The Canon ST-E2 throws out a matrix-grid like red beam pattern to cover multiple AF points for AF-assist. The YN ST-E2 uses four, VERY thin vertical lines that is not very visible even in pitch-dark rooms, let alone bright enough to help the AF sensors.

Even the pop-up AF-assist light present in consumer-grade EOS bodies, while annoying, do a better job than the YN ST-E2 in this department, which is a big disappointment.

With vertical beam patterns, you need cameras with cross-type AF sensors to even have a chance to using the AF-pattern beam, but most cameras only have vertical AF sensors off-center, so the AF assist beam offers little to no assistance.

The solution could’ve been simple, just change the beam pattern of the AF-assist light.

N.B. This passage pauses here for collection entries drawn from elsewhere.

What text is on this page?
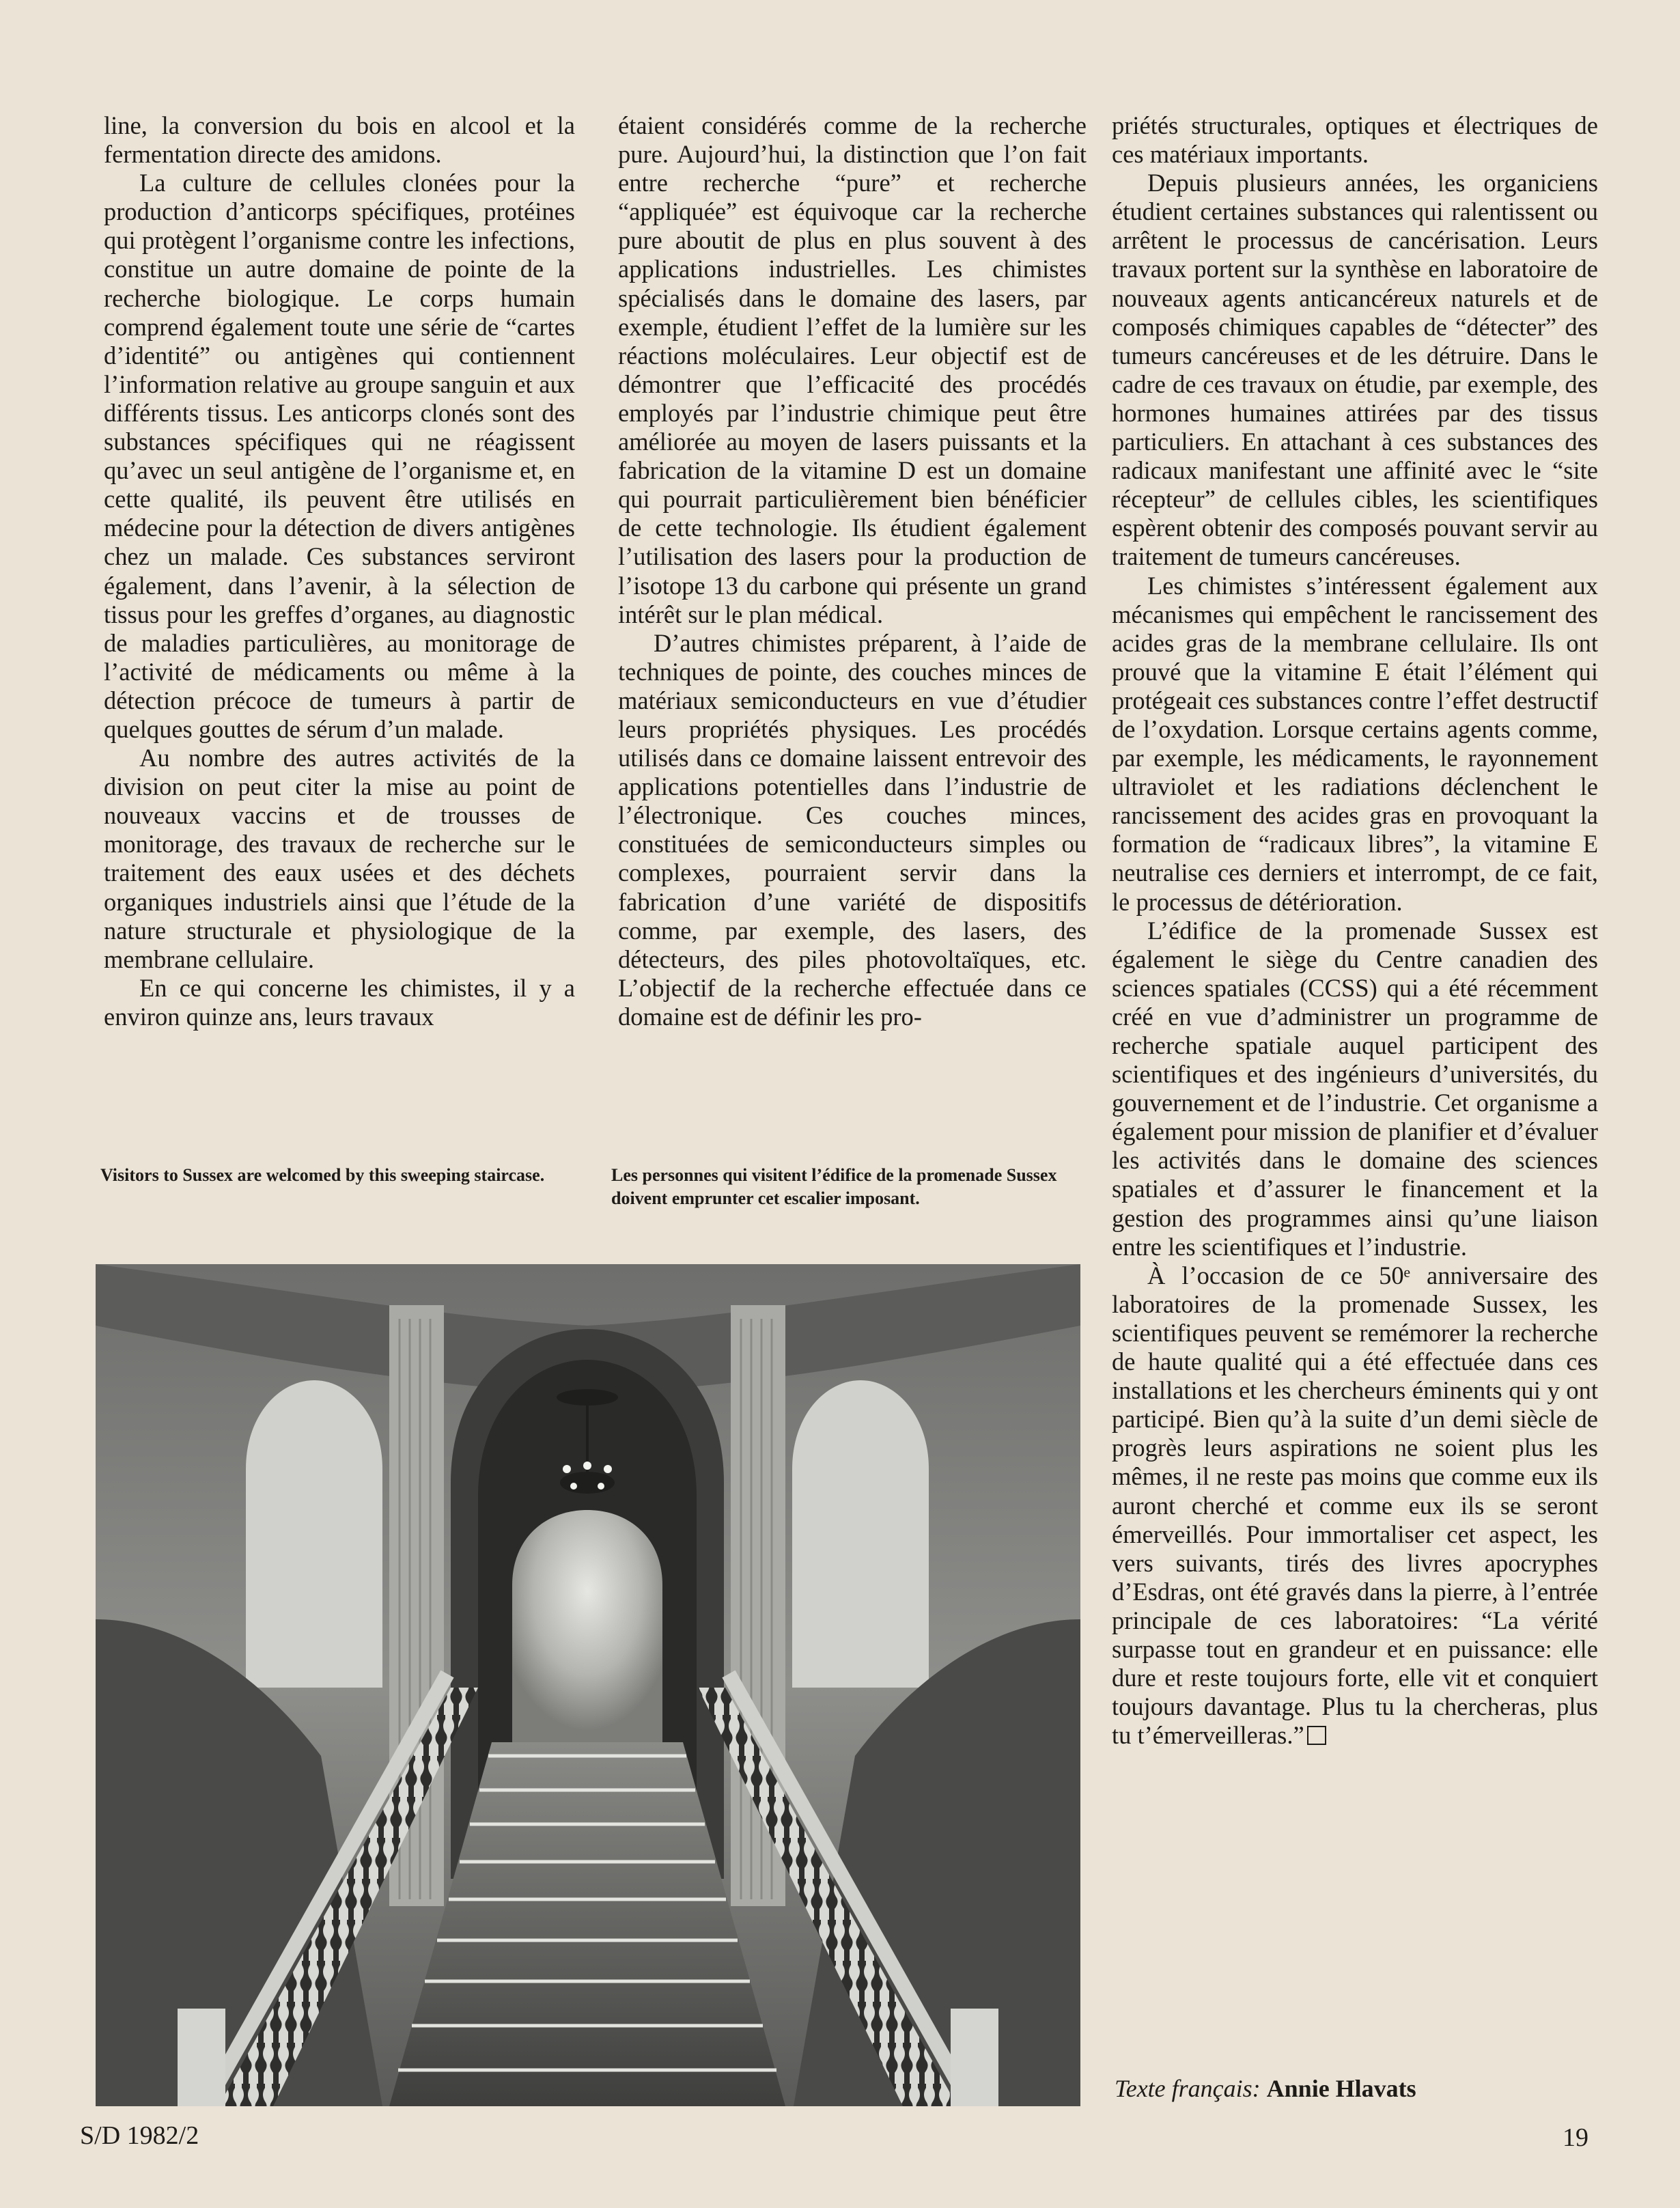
line, la conversion du bois en alcool et la fermentation directe des amidons.

La culture de cellules clonées pour la production d’anticorps spécifiques, protéines qui protègent l’organisme contre les infections, constitue un autre domaine de pointe de la recherche biologique. Le corps humain comprend également toute une série de “cartes d’identité” ou antigènes qui contiennent l’information relative au groupe sanguin et aux différents tissus. Les anticorps clonés sont des substances spécifiques qui ne réagissent qu’avec un seul antigène de l’organisme et, en cette qualité, ils peuvent être utilisés en médecine pour la détection de divers antigènes chez un malade. Ces substances serviront également, dans l’avenir, à la sélection de tissus pour les greffes d’organes, au diagnostic de maladies particulières, au monitorage de l’activité de médicaments ou même à la détection précoce de tumeurs à partir de quelques gouttes de sérum d’un malade.

Au nombre des autres activités de la division on peut citer la mise au point de nouveaux vaccins et de trousses de monitorage, des travaux de recherche sur le traitement des eaux usées et des déchets organiques industriels ainsi que l’étude de la nature structurale et physiologique de la membrane cellulaire.

En ce qui concerne les chimistes, il y a environ quinze ans, leurs travaux

étaient considérés comme de la recherche pure. Aujourd’hui, la distinction que l’on fait entre recherche “pure” et recherche “appliquée” est équivoque car la recherche pure aboutit de plus en plus souvent à des applications industrielles. Les chimistes spécialisés dans le domaine des lasers, par exemple, étudient l’effet de la lumière sur les réactions moléculaires. Leur objectif est de démontrer que l’efficacité des procédés employés par l’industrie chimique peut être améliorée au moyen de lasers puissants et la fabrication de la vitamine D est un domaine qui pourrait particulièrement bien bénéficier de cette technologie. Ils étudient également l’utilisation des lasers pour la production de l’isotope 13 du carbone qui présente un grand intérêt sur le plan médical.

D’autres chimistes préparent, à l’aide de techniques de pointe, des couches minces de matériaux semiconducteurs en vue d’étudier leurs propriétés physiques. Les procédés utilisés dans ce domaine laissent entrevoir des applications potentielles dans l’industrie de l’électronique. Ces couches minces, constituées de semiconducteurs simples ou complexes, pourraient servir dans la fabrication d’une variété de dispositifs comme, par exemple, des lasers, des détecteurs, des piles photovoltaïques, etc. L’objectif de la recherche effectuée dans ce domaine est de définir les pro-

priétés structurales, optiques et électriques de ces matériaux importants.

Depuis plusieurs années, les organiciens étudient certaines substances qui ralentissent ou arrêtent le processus de cancérisation. Leurs travaux portent sur la synthèse en laboratoire de nouveaux agents anticancéreux naturels et de composés chimiques capables de “détecter” des tumeurs cancéreuses et de les détruire. Dans le cadre de ces travaux on étudie, par exemple, des hormones humaines attirées par des tissus particuliers. En attachant à ces substances des radicaux manifestant une affinité avec le “site récepteur” de cellules cibles, les scientifiques espèrent obtenir des composés pouvant servir au traitement de tumeurs cancéreuses.

Les chimistes s’intéressent également aux mécanismes qui empêchent le rancissement des acides gras de la membrane cellulaire. Ils ont prouvé que la vitamine E était l’élément qui protégeait ces substances contre l’effet destructif de l’oxydation. Lorsque certains agents comme, par exemple, les médicaments, le rayonnement ultraviolet et les radiations déclenchent le rancissement des acides gras en provoquant la formation de “radicaux libres”, la vitamine E neutralise ces derniers et interrompt, de ce fait, le processus de détérioration.

L’édifice de la promenade Sussex est également le siège du Centre canadien des sciences spatiales (CCSS) qui a été récemment créé en vue d’administrer un programme de recherche spatiale auquel participent des scientifiques et des ingénieurs d’universités, du gouvernement et de l’industrie. Cet organisme a également pour mission de planifier et d’évaluer les activités dans le domaine des sciences spatiales et d’assurer le financement et la gestion des programmes ainsi qu’une liaison entre les scientifiques et l’industrie.

À l’occasion de ce 50ᵉ anniversaire des laboratoires de la promenade Sussex, les scientifiques peuvent se remémorer la recherche de haute qualité qui a été effectuée dans ces installations et les chercheurs éminents qui y ont participé. Bien qu’à la suite d’un demi siècle de progrès leurs aspirations ne soient plus les mêmes, il ne reste pas moins que comme eux ils auront cherché et comme eux ils se seront émerveillés. Pour immortaliser cet aspect, les vers suivants, tirés des livres apocryphes d’Esdras, ont été gravés dans la pierre, à l’entrée principale de ces laboratoires: “La vérité surpasse tout en grandeur et en puissance: elle dure et reste toujours forte, elle vit et conquiert toujours davantage. Plus tu la chercheras, plus tu t’émerveilleras.”

Visitors to Sussex are welcomed by this sweeping staircase.	Les personnes qui visitent l’édifice de la promenade Sussex doivent emprunter cet escalier imposant.
Texte français: Annie Hlavats
S/D 1982/2	19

Makes you wonder if they only tested this feature on a 1D series or 7D cameras as these are the only cameras, it seems, that can remotely utilize the poor AF assist feature of the YN ST-E2.

Buy One Now on Amazon


Other than the useless AF-assist, YongNuo seemed to have ticked all the right boxes for a Canon ST-E2 alternative. Better range, swivel head, AA batteries, in-cam menu control, low price. It’s a worthwhile purchase if you like to use wireless ETTL, particularly if you don’t have one of the newer cameras (600D, 60D, and 7D) where there are built-in pop-up flash wireless control.

The price is reasonable for the functionalities as well as the build quality.

Just don’t buy it if you’re looking for a small AF assist beam for your 5D and 1D series camera.

Update, Canon already released the new Canon ST-E3 controller.